Certaines expositions commencent bien avant que les projecteurs ne s'allument. D'autres, comme celle d'hier au théâtre Romea, s'attachent à l'expliquer précisément.
L’exposition « Tableaux pour une exposition » , inspirée par l’itinéraire proposé par Modeste Moussorgski, ne se proposait pas tant de contempler les tableaux que de comprendre tout ce qui les sous-tend. Une immersion dans ce mécanisme complexe qui s’étend de la commissariat à la scénographie, de la logistique à la communication, du marché à l’espace. Tout ce qui est invisible – et qui, pourtant, rend l’exposition possible.
L'événement, présenté par Fèlix Riera, directeur de la Fondation Romea, a immédiatement laissé place à Llucià Homs — consultante culturelle, commissaire d'exposition, conseillère artistique et analyste du marché de l'art —, qui, depuis la scène, a posé une à une diverses questions aux invités, allant au cœur de chaque profession.
De par mon expérience de commissaire d'exposition, j'ai tenté d'expliquer dans quelle mesure une exposition n'est pas seulement une somme d'œuvres, mais une construction de sens : une série de décisions — souvent invisibles — qui finissent par définir le regard.
Pendant ce temps, une présence silencieuse planait sur scène. Comme si elle s'inscrivait dans l'esprit de l'exposition Reversos au Musée du Prado, où l'attention se portait sur le revers des tableaux, l'œuvre de Julio Vaquero ne dévoilait que son verso : la partie cachée, la peau derrière, cette face habituellement condamnée à l'anonymat du mur. Durant l'événement, le tableau demeurait suspendu, tel un discret rappel qui nous murmure qu'il y a toujours une autre facette aux choses.

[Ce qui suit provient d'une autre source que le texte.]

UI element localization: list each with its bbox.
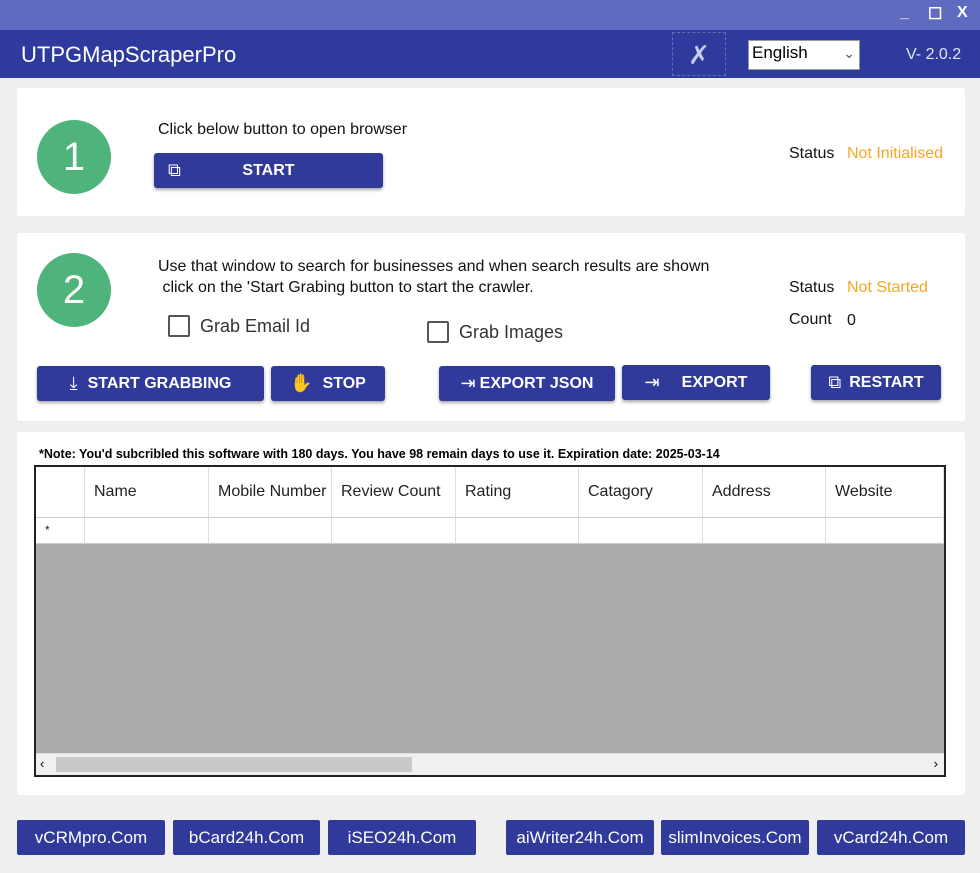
minimize-button[interactable]: _ (900, 4, 909, 21)
step2-badge: 2 (37, 253, 111, 327)
column-header-rating[interactable]: Rating (456, 467, 579, 518)
open-external-icon: ⧉ (828, 372, 842, 392)
stop-button[interactable]: ✋ STOP (271, 366, 385, 401)
status-label: Status (789, 279, 835, 296)
link-vcrmpro[interactable]: vCRMpro.Com (17, 820, 165, 855)
table-cell[interactable] (85, 518, 209, 544)
start-button[interactable]: ⧉ START (154, 153, 383, 188)
horizontal-scrollbar[interactable]: ‹ › (36, 753, 944, 775)
column-header-mobile[interactable]: Mobile Number (209, 467, 332, 518)
close-button[interactable]: X (957, 4, 968, 21)
maximize-button[interactable]: ☐ (928, 6, 943, 23)
step2-panel: 2 Use that window to search for business… (17, 233, 965, 421)
download-tray-icon: ⤓ (69, 373, 78, 393)
column-header-review-count[interactable]: Review Count (332, 467, 456, 518)
restart-label: RESTART (849, 373, 924, 391)
scroll-left-icon[interactable]: ‹ (40, 756, 45, 771)
export-json-label: EXPORT JSON (479, 374, 594, 392)
table-cell[interactable] (826, 518, 944, 544)
language-select[interactable]: English ⌄ (748, 40, 860, 70)
start-grabbing-button[interactable]: ⤓ START GRABBING (37, 366, 264, 401)
table-cell[interactable] (209, 518, 332, 544)
link-sliminvoices[interactable]: slimInvoices.Com (661, 820, 809, 855)
column-header-website[interactable]: Website (826, 467, 944, 518)
table-cell[interactable] (332, 518, 456, 544)
grab-images-label: Grab Images (459, 322, 564, 342)
step1-panel: 1 Click below button to open browser ⧉ ST… (17, 88, 965, 216)
start-grabbing-label: START GRABBING (87, 374, 232, 392)
export-icon: ⇥ (460, 373, 476, 393)
table-cell[interactable] (456, 518, 579, 544)
subscription-note: *Note: You'd subcribled this software wi… (39, 447, 720, 461)
grab-email-checkbox[interactable] (168, 315, 190, 337)
results-table[interactable]: Name Mobile Number Review Count Rating C… (34, 465, 946, 777)
export-button[interactable]: ⇥ EXPORT (622, 365, 770, 400)
link-bcard24h[interactable]: bCard24h.Com (173, 820, 320, 855)
scrollbar-thumb[interactable] (56, 757, 412, 772)
version-label: V- 2.0.2 (906, 46, 962, 63)
open-external-icon: ⧉ (168, 160, 181, 180)
window-titlebar: _ ☐ X (0, 0, 980, 30)
settings-tools-icon[interactable]: ✗ (672, 32, 726, 76)
link-aiwriter24h[interactable]: aiWriter24h.Com (506, 820, 654, 855)
corner-cell (36, 467, 85, 518)
chevron-down-icon: ⌄ (843, 45, 855, 61)
step2-instruction-1: Use that window to search for businesses… (158, 258, 710, 275)
scroll-right-icon[interactable]: › (933, 756, 938, 771)
new-row-marker: * (36, 518, 85, 544)
export-icon: ⇥ (644, 372, 660, 392)
restart-button[interactable]: ⧉ RESTART (811, 365, 941, 400)
language-value: English (752, 43, 808, 62)
grab-images-checkbox[interactable] (427, 321, 449, 343)
export-label: EXPORT (681, 373, 748, 391)
table-cell[interactable] (703, 518, 826, 544)
step1-badge: 1 (37, 120, 111, 194)
export-json-button[interactable]: ⇥ EXPORT JSON (439, 366, 615, 401)
status-value: Not Initialised (847, 145, 944, 162)
hand-icon: ✋ (290, 373, 313, 393)
link-vcard24h[interactable]: vCard24h.Com (817, 820, 965, 855)
count-label: Count (789, 311, 832, 328)
link-iseo24h[interactable]: iSEO24h.Com (328, 820, 476, 855)
grab-email-label: Grab Email Id (200, 316, 311, 336)
status-value: Not Started (847, 279, 928, 296)
step1-instruction: Click below button to open browser (158, 121, 408, 138)
start-label: START (242, 161, 295, 179)
status-label: Status (789, 145, 835, 162)
stop-label: STOP (322, 374, 366, 392)
count-value: 0 (847, 312, 856, 329)
column-header-name[interactable]: Name (85, 467, 209, 518)
app-header: UTPGMapScraperPro ✗ English ⌄ V- 2.0.2 (0, 30, 980, 78)
app-title: UTPGMapScraperPro (21, 42, 237, 67)
step2-instruction-2: click on the 'Start Grabing button to st… (158, 279, 534, 296)
column-header-category[interactable]: Catagory (579, 467, 703, 518)
table-cell[interactable] (579, 518, 703, 544)
column-header-address[interactable]: Address (703, 467, 826, 518)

Vaquero fut le dernier à apparaître sur scène, car, vous en conviendrez, il est sans conteste le protagoniste principal de cette performance. Ce n'est qu'après la fin des dialogues que l'œuvre fut dévoilée. Lentement, sur une plateforme à roulettes, le tableau fut exposé dans un geste empreint d'une révélation contenue.

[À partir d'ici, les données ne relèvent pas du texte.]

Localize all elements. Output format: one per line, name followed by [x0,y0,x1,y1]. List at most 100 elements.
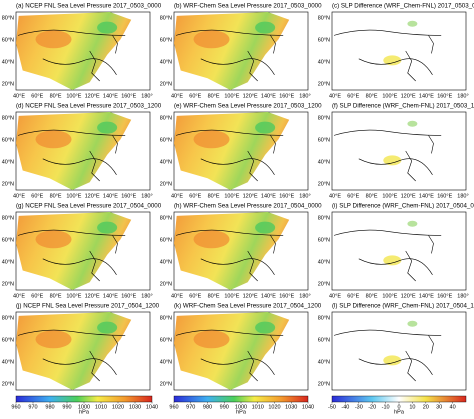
coastline [333,29,442,82]
coastline [175,229,284,282]
lat-label: 80°N [160,215,172,221]
panel-title: (d) NCEP FNL Sea Level Pressure 2017_050… [16,103,162,110]
low-pressure [97,221,118,234]
colorbar-tick-label: 980 [45,404,54,410]
lon-label: 40°E [171,293,183,299]
lon-label: 120°E [401,193,416,199]
colorbar-tick-label: 980 [203,404,212,410]
lon-label: 40°E [13,93,25,99]
panel-title: (g) NCEP FNL Sea Level Pressure 2017_050… [16,203,162,210]
lon-label: 60°E [347,93,359,99]
diff-patch [383,155,402,166]
lon-label: 120°E [85,93,100,99]
colorbar [331,395,467,403]
lon-label: 160°E [279,93,294,99]
lon-label: 80°E [366,293,378,299]
lat-label: 40°N [318,159,330,165]
colorbar-tick-label: 1000 [78,404,90,410]
map-frame [331,111,467,191]
colorbar-tick-label: -40 [341,404,349,410]
lat-label: 60°N [2,337,14,343]
lon-label: 60°E [189,293,201,299]
map-frame [331,311,467,391]
lat-label: 60°N [318,37,330,43]
lon-label: 100°E [382,93,397,99]
lon-label: 140°E [261,293,276,299]
lon-label: 140°E [419,293,434,299]
map-frame [331,11,467,91]
lat-label: 20°N [318,81,330,87]
panel-title: (c) SLP Difference (WRF_Chem-FNL) 2017_0… [332,3,474,10]
lon-label: 120°E [401,293,416,299]
lon-label: 160°E [437,93,452,99]
lat-label: 40°N [318,59,330,65]
lat-label: 20°N [318,181,330,187]
lat-label: 80°N [2,15,14,21]
lon-label: 140°E [419,93,434,99]
lon-label: 140°E [103,193,118,199]
lon-label: 160°E [279,293,294,299]
panel-title: (l) SLP Difference (WRF_Chem-FNL) 2017_0… [332,303,474,310]
lon-label: 60°E [31,193,43,199]
lon-label: 160°E [121,93,136,99]
high-pressure [193,230,230,249]
high-pressure [35,30,72,49]
lat-label: 80°N [318,315,330,321]
colorbar-unit: hPa [394,409,405,414]
lon-label: 60°E [189,193,201,199]
lat-label: 40°N [160,159,172,165]
lat-label: 80°N [318,215,330,221]
lat-label: 20°N [160,81,172,87]
lat-label: 60°N [160,37,172,43]
lat-label: 20°N [160,381,172,387]
panel-title: (h) WRF-Chem Sea Level Pressure 2017_050… [174,203,322,210]
lon-label: 140°E [419,193,434,199]
lon-label: 120°E [401,93,416,99]
lat-label: 20°N [2,181,14,187]
high-pressure [35,130,72,149]
lat-label: 80°N [160,315,172,321]
lon-label: 40°E [329,193,341,199]
lat-label: 40°N [160,59,172,65]
coastline [175,29,284,82]
low-pressure [255,121,276,134]
lon-label: 80°E [208,293,220,299]
lon-label: 140°E [103,293,118,299]
lon-label: 180° [141,293,152,299]
lat-label: 60°N [2,37,14,43]
colorbar-tick-label: 1040 [146,404,158,410]
diff-patch [383,355,402,366]
coastline [17,329,126,382]
lon-label: 80°E [208,193,220,199]
lat-label: 80°N [2,315,14,321]
panel-title: (b) WRF-Chem Sea Level Pressure 2017_050… [174,3,322,10]
lon-label: 40°E [171,193,183,199]
lat-label: 80°N [318,15,330,21]
colorbar [173,395,309,403]
high-pressure [193,330,230,349]
lat-label: 80°N [2,215,14,221]
high-pressure [193,30,230,49]
lon-label: 160°E [121,193,136,199]
lon-label: 40°E [13,193,25,199]
lat-label: 60°N [318,237,330,243]
diff-patch [383,55,402,66]
lon-label: 40°E [329,93,341,99]
lon-label: 80°E [208,93,220,99]
colorbar-tick-label: 960 [11,404,20,410]
lon-label: 180° [141,93,152,99]
colorbar-tick-label: 990 [220,404,229,410]
lon-label: 100°E [66,93,81,99]
colorbar-tick-label: 1000 [235,404,247,410]
colorbar-tick-label: -30 [355,404,363,410]
panel-title: (i) SLP Difference (WRF_Chem-FNL) 2017_0… [332,203,474,210]
lon-label: 100°E [66,293,81,299]
lon-label: 160°E [121,293,136,299]
lon-label: 80°E [50,193,62,199]
lon-label: 40°E [13,293,25,299]
lon-label: 160°E [437,193,452,199]
high-pressure [35,230,72,249]
colorbar-tick-label: 10 [409,404,415,410]
lon-label: 60°E [31,293,43,299]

Après avoir abordé les thèmes du commissariat d'exposition, du design, des assurances ou de la communication, ce tableau semblait se charger d'une densité nouvelle. Ce n'était plus seulement une œuvre, mais le point de convergence de tout ce qui avait été expliqué.
Vaquero a mis des mots sur une intuition qui avait traversé la séance : le travail de l’artiste est, par essence, solitaire. Et pourtant, de plus en plus conditionné. Sans emphase, mais avec une clarté saisissante, il a souligné combien la fonction du créateur est souvent dénaturée, soumise à des dynamiques qui relèvent davantage des rapports de pouvoir, du marché ou des attentes extérieures que de la création elle-même. Après une heure passée à discuter de tout ce qui rend une exposition possible, ce rappel a fait office de contrepoint presque nécessaire.

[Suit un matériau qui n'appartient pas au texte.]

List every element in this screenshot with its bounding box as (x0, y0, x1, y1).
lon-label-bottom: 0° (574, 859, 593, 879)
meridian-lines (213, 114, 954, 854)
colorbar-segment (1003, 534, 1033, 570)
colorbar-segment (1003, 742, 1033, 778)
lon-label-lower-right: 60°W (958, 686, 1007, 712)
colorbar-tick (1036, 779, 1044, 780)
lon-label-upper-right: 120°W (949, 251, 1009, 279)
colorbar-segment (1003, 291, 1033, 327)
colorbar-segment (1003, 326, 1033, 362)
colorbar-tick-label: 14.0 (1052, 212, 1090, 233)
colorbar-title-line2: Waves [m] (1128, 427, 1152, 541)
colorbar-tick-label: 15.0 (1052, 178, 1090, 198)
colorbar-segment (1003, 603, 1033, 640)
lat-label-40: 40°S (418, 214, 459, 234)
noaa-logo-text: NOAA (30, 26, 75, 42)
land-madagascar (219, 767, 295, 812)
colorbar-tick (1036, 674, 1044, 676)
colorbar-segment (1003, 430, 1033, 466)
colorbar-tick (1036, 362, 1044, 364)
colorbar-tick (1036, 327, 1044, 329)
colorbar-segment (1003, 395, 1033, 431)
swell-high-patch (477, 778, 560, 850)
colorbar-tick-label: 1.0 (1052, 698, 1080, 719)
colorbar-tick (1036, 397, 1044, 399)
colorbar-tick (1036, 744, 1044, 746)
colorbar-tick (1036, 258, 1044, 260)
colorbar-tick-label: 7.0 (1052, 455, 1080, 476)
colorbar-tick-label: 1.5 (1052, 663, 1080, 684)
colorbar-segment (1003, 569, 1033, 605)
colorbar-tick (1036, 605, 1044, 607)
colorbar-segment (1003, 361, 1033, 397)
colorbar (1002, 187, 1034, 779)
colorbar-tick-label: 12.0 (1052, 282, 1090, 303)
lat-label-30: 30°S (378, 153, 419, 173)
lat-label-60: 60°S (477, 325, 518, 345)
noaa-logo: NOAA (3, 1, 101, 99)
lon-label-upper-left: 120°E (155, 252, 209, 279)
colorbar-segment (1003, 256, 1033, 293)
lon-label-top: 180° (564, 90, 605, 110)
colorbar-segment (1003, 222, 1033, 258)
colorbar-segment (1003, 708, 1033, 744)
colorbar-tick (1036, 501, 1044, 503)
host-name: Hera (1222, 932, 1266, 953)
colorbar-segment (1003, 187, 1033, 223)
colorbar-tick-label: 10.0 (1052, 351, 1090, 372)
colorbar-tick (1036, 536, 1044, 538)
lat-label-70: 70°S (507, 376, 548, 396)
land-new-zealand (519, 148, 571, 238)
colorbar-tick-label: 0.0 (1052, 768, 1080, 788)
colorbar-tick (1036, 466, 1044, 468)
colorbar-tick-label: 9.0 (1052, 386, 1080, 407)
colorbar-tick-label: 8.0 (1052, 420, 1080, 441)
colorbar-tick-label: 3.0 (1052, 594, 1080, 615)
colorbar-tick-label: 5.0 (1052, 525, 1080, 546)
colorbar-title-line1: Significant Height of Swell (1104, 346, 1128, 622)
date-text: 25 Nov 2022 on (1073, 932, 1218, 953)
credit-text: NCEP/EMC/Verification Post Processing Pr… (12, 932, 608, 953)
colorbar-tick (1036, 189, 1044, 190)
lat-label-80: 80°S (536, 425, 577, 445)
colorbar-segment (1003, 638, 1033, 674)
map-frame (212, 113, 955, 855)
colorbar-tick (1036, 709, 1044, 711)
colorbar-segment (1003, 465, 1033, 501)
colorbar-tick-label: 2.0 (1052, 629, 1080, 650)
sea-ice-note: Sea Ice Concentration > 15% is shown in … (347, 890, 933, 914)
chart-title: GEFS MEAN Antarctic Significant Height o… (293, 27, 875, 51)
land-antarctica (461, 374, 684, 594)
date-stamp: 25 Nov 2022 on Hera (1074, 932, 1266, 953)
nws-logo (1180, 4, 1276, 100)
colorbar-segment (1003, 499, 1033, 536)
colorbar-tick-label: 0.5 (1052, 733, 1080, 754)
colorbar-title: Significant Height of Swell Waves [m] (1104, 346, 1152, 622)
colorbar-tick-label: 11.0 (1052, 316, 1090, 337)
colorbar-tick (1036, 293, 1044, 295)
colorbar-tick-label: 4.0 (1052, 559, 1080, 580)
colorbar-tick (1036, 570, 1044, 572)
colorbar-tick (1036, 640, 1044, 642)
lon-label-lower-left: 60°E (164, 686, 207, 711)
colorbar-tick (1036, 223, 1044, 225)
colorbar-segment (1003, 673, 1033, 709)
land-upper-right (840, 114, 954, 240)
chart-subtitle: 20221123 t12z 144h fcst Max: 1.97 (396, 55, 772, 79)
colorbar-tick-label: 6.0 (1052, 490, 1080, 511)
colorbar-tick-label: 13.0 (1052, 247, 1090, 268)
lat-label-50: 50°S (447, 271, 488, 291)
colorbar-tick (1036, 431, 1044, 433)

Car oui : une exposition est un système complexe et collectif, riche en strates. Comme l’ont démontré les interventions d’Anna Alcubierre, Cristina Salvador, Rafael de la Hera et Carles Taché.
Mais avant tout cela — et malgré tout cela —, il y a quelqu'un seul devant une œuvre.
Et c’est peut-être cela, au fond, que l’exposition « Paintings for an Exhibition » a réussi à rendre visible : non seulement les mécanismes qui sous-tendent les tableaux, mais aussi cette partie cachée, moins visible, où tout commence.